2021–22: South West Premier (5); 6th; 64
Green background stands for either league champions (with promotion) or cup winners. Blue background stands for promotion without winning league or losing cup finalists. Pink background stands for relegation.

==Honours==
- Cornwall Merit Table champions: 1982–83
- Cornwall Cup winners (8): 1982–83, 1993–94, 1995–96, 1996–97, 1997–98, 2000–01, 2004–05, 2005–06
- Western Counties champions: 1994–95
- South West 2 champions: 1995–96
- South West 1 champions: 1999–00
- National Division Three (north v south) promotion play-off winners (2): 2001–02, 2003–04
- Cornwall Super Cup winners: 2013–14
- South West 1 (east v west) promotion play-off winners: 2018–19

==Notable players==
- ENG Graham Dawe – earned 5 caps with England and won 14 major trophies with Bath.

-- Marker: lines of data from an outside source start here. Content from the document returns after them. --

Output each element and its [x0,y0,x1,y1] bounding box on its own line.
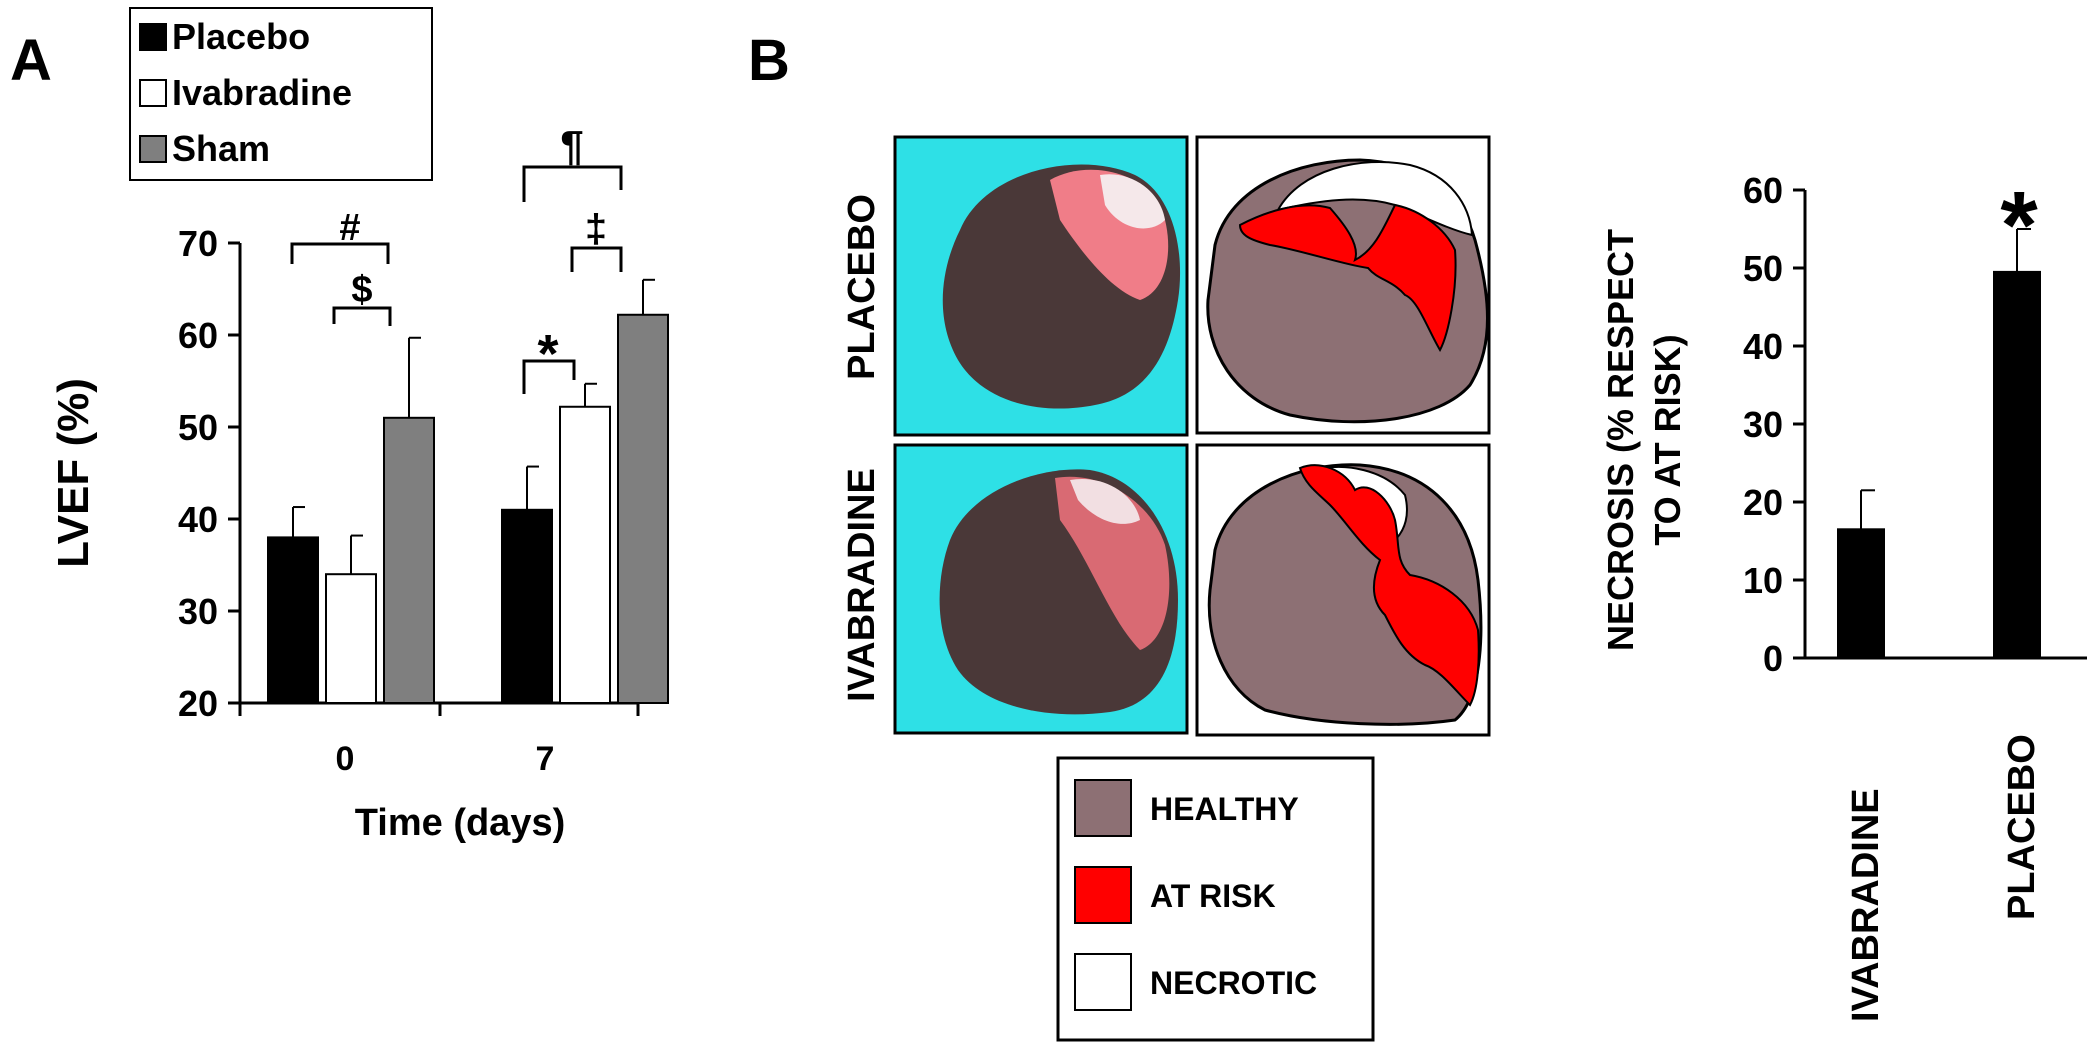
bracket-star [522,359,576,394]
y-axis-label-line-2: TO AT RISK) [1647,334,1688,545]
y-ticks: 0 10 20 30 40 50 60 [1743,170,1805,679]
y-tick-label: 30 [178,591,218,632]
panel-a-axes: 20 30 40 50 60 70 0 7 Time (days) LVEF (%) [49,223,640,844]
panel-a-significance-symbols: # $ ¶ ‡ * [339,122,607,384]
panel-b-legend: HEALTHY AT RISK NECROTIC [1056,756,1375,1042]
sig-symbol-star: * [2000,172,2038,279]
bracket-ddagger [570,246,623,272]
y-tick-label: 40 [178,499,218,540]
y-tick-label: 0 [1763,638,1783,679]
panel-a-label: A [10,28,52,93]
x-tick-label-7: 7 [536,740,555,778]
placebo-heart-photo [893,135,1189,437]
legend-label-placebo: Placebo [172,16,310,57]
legend-box [129,7,433,181]
y-tick-label: 70 [178,223,218,264]
panel-a-significance [290,165,623,394]
bar-placebo-day-7 [501,508,553,704]
bar-sham-day-0 [383,416,435,704]
legend-swatch-at-risk [1074,866,1132,924]
y-tick-label: 40 [1743,326,1783,367]
y-tick-label: 10 [1743,560,1783,601]
bracket-pilcrow [522,165,623,202]
sig-symbol-ddagger: ‡ [585,207,607,251]
bar-placebo-day-0 [267,536,319,705]
row-label-ivabradine: IVABRADINE [841,468,883,702]
ivabradine-schematic [1195,443,1491,737]
legend-swatch-healthy [1074,779,1132,837]
heart-tissue-highlight [1055,476,1170,650]
y-tick-label: 50 [1743,248,1783,289]
bar-ivabradine-day-0 [325,573,377,705]
y-tick-label: 20 [178,683,218,724]
panel-a-legend: Placebo Ivabradine Sham [129,7,433,181]
panel-a-bars [267,278,669,705]
panel-b: B PLACEBO IVABRADINE [748,28,2087,1042]
y-tick-label: 30 [1743,404,1783,445]
ivabradine-heart-photo [893,443,1189,735]
panel-b-bar-chart: NECROSIS (% RESPECT TO AT RISK) 0 10 20 30 4… [1600,170,2087,1022]
x-tick-label-ivabradine: IVABRADINE [1845,788,1887,1022]
y-axis-label: LVEF (%) [49,378,98,568]
panel-a: A Placebo Ivabradine Sham 20 30 40 50 60 70 0… [10,7,669,844]
row-label-placebo: PLACEBO [841,194,883,380]
legend-swatch-placebo [139,23,167,51]
legend-swatch-sham [139,135,167,163]
y-tick-label: 60 [178,315,218,356]
sig-symbol-pilcrow: ¶ [560,122,583,169]
at-risk-region [1298,464,1480,707]
legend-label-sham: Sham [172,128,270,169]
sig-symbol-dollar: $ [351,269,372,311]
legend-label-healthy: HEALTHY [1150,791,1299,827]
y-tick-label: 50 [178,407,218,448]
legend-label-ivabradine: Ivabradine [172,72,352,113]
sig-symbol-hash: # [339,207,360,249]
legend-label-at-risk: AT RISK [1150,878,1276,914]
bars [1837,228,2041,659]
y-axis-label-line-1: NECROSIS (% RESPECT [1600,229,1641,651]
x-tick-label-0: 0 [336,740,355,778]
placebo-schematic [1195,135,1491,435]
bar-placebo [1993,270,2041,659]
legend-label-necrotic: NECROTIC [1150,965,1317,1001]
at-risk-region [1238,203,1457,353]
sig-symbol-star: * [537,324,558,384]
bracket-dollar [332,306,392,326]
heart-tissue-pale [1070,478,1140,524]
bar-sham-day-7 [617,313,669,704]
legend-swatch-necrotic [1074,953,1132,1011]
y-tick-label: 20 [1743,482,1783,523]
x-tick-label-placebo: PLACEBO [2001,734,2043,920]
x-axis-label: Time (days) [355,802,565,844]
y-tick-label: 60 [1743,170,1783,211]
bar-ivabradine [1837,528,1885,659]
y-ticks: 20 30 40 50 60 70 [178,223,240,724]
legend-swatch-ivabradine [139,79,167,107]
heart-tissue-pale [1100,174,1165,229]
bar-ivabradine-day-7 [559,405,611,704]
panel-b-label: B [748,28,790,93]
bracket-hash [290,242,390,264]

Also had a successful coaching career winning league titles at club level with Plymouth Albion as well as county championships with both Devon and Cornwall.
- ENG Matt Jess – capped by Cornwall and England Counties XV; went on to make over 100 appearances for Exeter Chiefs.
- ENG Kieron Lewitt – former England U-19 international and Cornwall county player, who scored 1,193 points for the club.
- ENG Richard Nancekivell – started his rugby career with the club. Capped by Cornwall, scoring winning try in 1991 County Championship.
- ENG Derek Prout – the club's first full international with 2 caps for England in the 1960s, as well as 41 caps for Cornwall. Born in the town, he started his early career as a schoolboy at the club before going on to play for the likes of Northampton and Harlequins. Died in 2005.
- ENG Jimmy Tucker – Cornish rugby legend with 50 caps and part of the side that won the 1999 County Championship. Spent 13 seasons at Launceston where he also enjoyed a 3-year spell as head coach.
- ENG Ryan Westren – centre who has spent over a decade at the club during three spells, and holds the club record for most league tries in a season (24). Has also played professional rugby with the Cornish Pirates and London Scottish as well as captaining Cornwall. Currently player-head coach at Launceston.